The therapists, now at this point, know how all the applications work and how the training segments are. They pick what would be helpful for their patients. So, they come in with the patients. We, in the end, are a technology company. The clinic [Neurological Recovery Center] works with us, or partners with us.
Do you believe the company has survived the startup phase and now can be considered a solid business?

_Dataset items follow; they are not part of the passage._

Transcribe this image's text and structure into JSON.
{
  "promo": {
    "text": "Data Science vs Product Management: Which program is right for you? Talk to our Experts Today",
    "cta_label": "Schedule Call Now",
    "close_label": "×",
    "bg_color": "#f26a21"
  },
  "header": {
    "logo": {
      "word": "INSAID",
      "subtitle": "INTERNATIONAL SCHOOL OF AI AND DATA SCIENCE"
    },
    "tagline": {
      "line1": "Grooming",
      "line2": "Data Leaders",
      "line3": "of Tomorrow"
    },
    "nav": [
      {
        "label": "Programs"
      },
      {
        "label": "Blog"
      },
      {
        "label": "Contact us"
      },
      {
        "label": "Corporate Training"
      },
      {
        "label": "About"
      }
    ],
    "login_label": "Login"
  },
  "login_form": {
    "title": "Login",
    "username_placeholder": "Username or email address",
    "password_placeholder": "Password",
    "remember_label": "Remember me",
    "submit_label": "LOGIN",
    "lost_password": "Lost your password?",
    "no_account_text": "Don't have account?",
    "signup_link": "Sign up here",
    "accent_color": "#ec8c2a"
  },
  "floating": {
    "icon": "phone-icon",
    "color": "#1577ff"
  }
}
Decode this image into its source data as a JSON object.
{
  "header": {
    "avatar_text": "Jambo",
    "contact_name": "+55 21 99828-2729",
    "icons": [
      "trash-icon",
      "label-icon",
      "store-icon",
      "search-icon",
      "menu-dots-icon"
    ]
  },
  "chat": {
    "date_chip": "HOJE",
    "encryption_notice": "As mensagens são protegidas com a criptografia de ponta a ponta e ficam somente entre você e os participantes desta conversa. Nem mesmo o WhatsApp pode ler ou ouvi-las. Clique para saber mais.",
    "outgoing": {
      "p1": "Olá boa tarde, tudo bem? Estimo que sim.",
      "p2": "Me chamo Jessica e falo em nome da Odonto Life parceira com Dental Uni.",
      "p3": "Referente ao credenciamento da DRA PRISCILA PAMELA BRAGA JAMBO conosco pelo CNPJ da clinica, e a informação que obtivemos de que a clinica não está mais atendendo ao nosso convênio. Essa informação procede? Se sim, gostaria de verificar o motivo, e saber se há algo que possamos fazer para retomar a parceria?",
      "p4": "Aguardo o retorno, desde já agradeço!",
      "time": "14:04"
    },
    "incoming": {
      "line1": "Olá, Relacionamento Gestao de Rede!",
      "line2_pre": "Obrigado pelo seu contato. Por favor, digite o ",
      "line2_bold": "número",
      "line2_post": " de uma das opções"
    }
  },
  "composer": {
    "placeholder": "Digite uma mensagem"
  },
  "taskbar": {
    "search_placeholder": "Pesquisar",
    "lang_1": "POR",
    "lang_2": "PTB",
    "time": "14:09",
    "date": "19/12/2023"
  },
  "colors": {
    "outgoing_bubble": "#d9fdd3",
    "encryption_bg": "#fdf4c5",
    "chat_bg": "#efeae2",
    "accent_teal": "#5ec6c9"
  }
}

I don't know. Probably. Hopefully. I think because VR is so new, a lot of therapists don't know about it and we have to explain from the beginning what is VR. And then come to the point of how we can use it in physical therapy.
As we are going ahead, we are finding a lot of therapists who already know how VR works and what it is. And they understand the benefits, but we still have to educate them about how it can be used.
There is an advantage for us because we have this partnership with the clinic and have this team who have engineering backgrounds and PhDs. I think we're ahead of other VR companies just because we have a whole range – about eight applications, which target different parts of your body and the brain, a whole suite that nobody else has.
Besides the expansion plans, what other goals does the company has?
We concentrated on neuro patients, just because we have access to them in this clinic. But we want to create things for kids on the autism spectrum, for occupational therapy and also, maybe, sports training. That kind of how we want to expand to other areas of therapies, too.
Do you think a technology company can thrive in Fort Worth?
There are such amazing things happening in the DFW area. You don't really have to be in Silicon Valley to be a tech company now. I think the landscape is changing.
It's a really great place to start a company here in the area or in Texas. Because we have the UT schools, we have the University of Dallas, we have UT-Arlington; we have health care institutes, like the University of North Texas Health Science Center, UT Southwestern. It's a really good place to be for a startup, especially for a health care startup.
Big Data & AI Conference
Somareddy will be sharing more on artificial intelligence, virtual environments and patient outcomes at the inaugural Big Data & AI Conference. She is one of the speakers at the event.
Other speakers include experts from complies like, Google, IBM, Microsoft and Verizon.
The event takes place from June 27 to June 29 in Addison.